Autonomous Agents Nov 1, 2025 16 min read

Building Autonomous Agents: A Practical Guide

Multi-step workflow design, human checkpoints, and agent coordination patterns. Real case studies from property management automation and e-commerce pipelines running 30+ hours autonomously.

Eli
Eli
Systems Architect, NH/VT

Autonomous agents changed AI from "helpful assistant" to "autonomous colleague" in 2024. With Claude Sonnet 4.5 (Sept 2025), agents can now run for 30+ hours with checkpoint management. Here's how to build agents that actually work in production.

What Are Autonomous Agents?

An autonomous agent is an AI system that can work toward a goal through multiple steps without constant human direction. Think project manager, not chatbot.

Traditional AI Assistant

  • You: "Analyze this data"
  • AI: [Analysis]
  • You: "Now format it"
  • AI: [Formatted]
  • You: "Save to file"
  • AI: [Saved]

You manage every step.

Autonomous Agent

  • You: "Generate weekly report from database"
  • Agent: [Connects to DB]
  • Agent: [Analyzes data]
  • Agent: [Formats report]
  • Agent: [Saves and emails]
  • Agent: "Report sent ✓"

Agent manages all steps.

The Key Difference

Agents have agency—they decide what to do next based on the goal, not just respond to your instructions. They plan, execute, validate, iterate, and handle errors autonomously.

Common Agent Patterns

1. Single-Shot Agent

Use case: One task, done.

Example: "Generate resale certificate from property address"

Duration: Minutes

2. Loop Agent

Use case: Repeat until condition met.

Example: "Monitor competitor prices, alert on changes >10%"

Duration: Hours to days

3. Pipeline Agent

Use case: Multi-step data transformation.

Example: "Scrape products → Validate → Price → Upload to WooCommerce"

Duration: Hours (overnight runs)

4. Multi-Agent System

Use case: Specialized agents working together.

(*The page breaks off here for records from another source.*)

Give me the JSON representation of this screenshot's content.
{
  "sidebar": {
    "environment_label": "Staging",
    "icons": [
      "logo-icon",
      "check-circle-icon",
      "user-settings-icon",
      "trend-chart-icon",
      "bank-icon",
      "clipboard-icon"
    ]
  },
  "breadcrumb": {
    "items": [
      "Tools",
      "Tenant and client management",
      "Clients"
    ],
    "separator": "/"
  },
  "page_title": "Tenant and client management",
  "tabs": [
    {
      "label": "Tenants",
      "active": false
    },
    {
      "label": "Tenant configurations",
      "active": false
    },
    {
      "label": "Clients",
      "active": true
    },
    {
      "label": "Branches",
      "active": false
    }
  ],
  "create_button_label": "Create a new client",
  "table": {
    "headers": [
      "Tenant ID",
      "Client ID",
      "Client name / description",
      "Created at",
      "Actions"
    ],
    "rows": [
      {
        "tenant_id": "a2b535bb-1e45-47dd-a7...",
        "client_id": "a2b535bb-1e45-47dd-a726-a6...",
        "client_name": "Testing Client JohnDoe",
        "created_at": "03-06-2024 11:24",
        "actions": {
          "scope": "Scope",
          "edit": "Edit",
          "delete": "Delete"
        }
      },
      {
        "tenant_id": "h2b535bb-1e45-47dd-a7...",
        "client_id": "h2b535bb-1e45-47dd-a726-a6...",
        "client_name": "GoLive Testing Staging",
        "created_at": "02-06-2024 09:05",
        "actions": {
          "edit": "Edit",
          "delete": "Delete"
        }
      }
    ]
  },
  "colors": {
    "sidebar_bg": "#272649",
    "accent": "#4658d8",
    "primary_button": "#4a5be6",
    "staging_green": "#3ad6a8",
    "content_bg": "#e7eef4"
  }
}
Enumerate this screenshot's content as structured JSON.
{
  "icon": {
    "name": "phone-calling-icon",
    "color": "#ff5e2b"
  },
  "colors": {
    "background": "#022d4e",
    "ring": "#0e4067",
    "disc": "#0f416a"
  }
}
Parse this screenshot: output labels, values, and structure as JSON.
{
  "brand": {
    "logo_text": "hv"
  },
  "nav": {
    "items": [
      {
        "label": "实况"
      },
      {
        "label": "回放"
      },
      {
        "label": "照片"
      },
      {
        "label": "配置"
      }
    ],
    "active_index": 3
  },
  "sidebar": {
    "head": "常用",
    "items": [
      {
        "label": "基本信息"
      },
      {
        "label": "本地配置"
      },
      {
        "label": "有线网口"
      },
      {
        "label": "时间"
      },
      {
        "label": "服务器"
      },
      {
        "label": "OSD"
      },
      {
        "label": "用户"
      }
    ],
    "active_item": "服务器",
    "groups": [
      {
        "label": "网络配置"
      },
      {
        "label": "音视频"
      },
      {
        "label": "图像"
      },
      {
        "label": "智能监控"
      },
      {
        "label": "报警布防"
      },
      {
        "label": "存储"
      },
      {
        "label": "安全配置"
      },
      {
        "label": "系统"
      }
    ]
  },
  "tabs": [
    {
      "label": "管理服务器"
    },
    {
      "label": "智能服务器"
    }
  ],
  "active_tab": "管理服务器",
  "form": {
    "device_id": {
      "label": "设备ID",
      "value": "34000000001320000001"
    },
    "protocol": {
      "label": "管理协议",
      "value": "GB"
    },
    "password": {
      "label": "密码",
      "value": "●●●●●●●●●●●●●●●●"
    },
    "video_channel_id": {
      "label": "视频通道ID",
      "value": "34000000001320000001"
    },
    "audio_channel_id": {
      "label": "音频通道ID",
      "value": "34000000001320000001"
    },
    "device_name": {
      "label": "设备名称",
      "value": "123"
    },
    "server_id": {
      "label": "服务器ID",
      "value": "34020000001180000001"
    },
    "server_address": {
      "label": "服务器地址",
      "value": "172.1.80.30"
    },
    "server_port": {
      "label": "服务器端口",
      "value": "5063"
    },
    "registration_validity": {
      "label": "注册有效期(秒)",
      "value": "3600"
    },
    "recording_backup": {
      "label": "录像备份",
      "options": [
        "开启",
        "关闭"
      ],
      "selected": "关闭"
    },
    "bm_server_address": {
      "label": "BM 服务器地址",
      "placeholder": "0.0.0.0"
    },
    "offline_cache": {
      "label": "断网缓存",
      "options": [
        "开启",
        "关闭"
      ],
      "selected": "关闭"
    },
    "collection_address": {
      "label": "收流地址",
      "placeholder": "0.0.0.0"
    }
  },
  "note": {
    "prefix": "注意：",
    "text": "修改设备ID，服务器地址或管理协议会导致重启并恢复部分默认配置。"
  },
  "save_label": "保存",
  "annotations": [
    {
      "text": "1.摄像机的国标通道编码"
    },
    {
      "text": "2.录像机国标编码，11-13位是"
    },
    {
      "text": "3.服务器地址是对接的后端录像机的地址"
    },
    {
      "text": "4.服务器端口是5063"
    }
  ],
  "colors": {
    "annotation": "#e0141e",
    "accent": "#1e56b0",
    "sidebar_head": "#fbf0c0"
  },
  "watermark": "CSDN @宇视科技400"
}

Example: Curator Agent finds videos → Librarian Agent organizes knowledge

Duration: Days to continuous

5. Human-in-the-Loop Agent

Use case: Agent proposes, you approve.

Example: "Analyze transactions, flag anomalies for review before commit"

Duration: Variable

⚠️ Recommended for financial/legal operations

Designing Agent Workflows

Start with the Goal

Good agent design starts with a clear goal, not implementation steps:

Goal Statement Template

"[VERB] [WHAT] so that [WHY], subject to [CONSTRAINTS]"

Example:
"Generate resale certificates for properties so that title companies
receive accurate data within 24 hours, subject to HOA fees being
validated within 20% of association average."

Break Into Phases

Structure complex workflows into phases with validation between each:

┌────────────────────────────────────────┐
│  PHASE 1: DATA COLLECTION              │
├────────────────────────────────────────┤
│  - Query Buildium API                  │
│  - Extract property data               │
│  - Check data completeness             │
└────────────────┬───────────────────────┘
                 │
          ✓ VALIDATION CHECKPOINT
                 │
                 ▼
┌────────────────────────────────────────┐
│  PHASE 2: DATA VALIDATION              │
├────────────────────────────────────────┤
│  - Validate HOA fees (20% threshold)   │
│  - Check for missing fields            │
│  - Flag anomalies                      │
└────────────────┬───────────────────────┘
                 │
          ✓ VALIDATION CHECKPOINT
                 │
                 ▼
┌────────────────────────────────────────┐
│  PHASE 3: DOCUMENT GENERATION          │
├────────────────────────────────────────┤
│  - Fill PDF template                   │
│  - Generate unique ID                  │
│  - Store in R2/S3                      │
└────────────────┬───────────────────────┘
                 │
          ✓ VALIDATION CHECKPOINT
                 │
                 ▼
┌────────────────────────────────────────┐
│  PHASE 4: DELIVERY                     │
├────────────────────────────────────────┤
│  - Email to title company              │
│  - Log completion                      │
│  - Update database                     │
└────────────────────────────────────────┘

Human Checkpoint Patterns

Not everything should run fully autonomous. Some operations need human judgment. Here's when and how to add checkpoints:

When to Require Human Approval

  • Financial transactions: QuickBooks commits, invoice generation
  • Legal documents: Contracts, certificates, compliance filings
  • High-value changes: Bulk price updates, inventory adjustments
  • Customer communication: Emails, dispute responses
  • Irreversible actions: Data deletion, account closures

Checkpoint Implementation

class CheckpointAgent:
    def __init__(self, approval_required=True):
        self.approval_required = approval_required
        self.checkpoint_data = []

    async def execute_workflow(self, property_address):
        """Execute workflow with checkpoints."""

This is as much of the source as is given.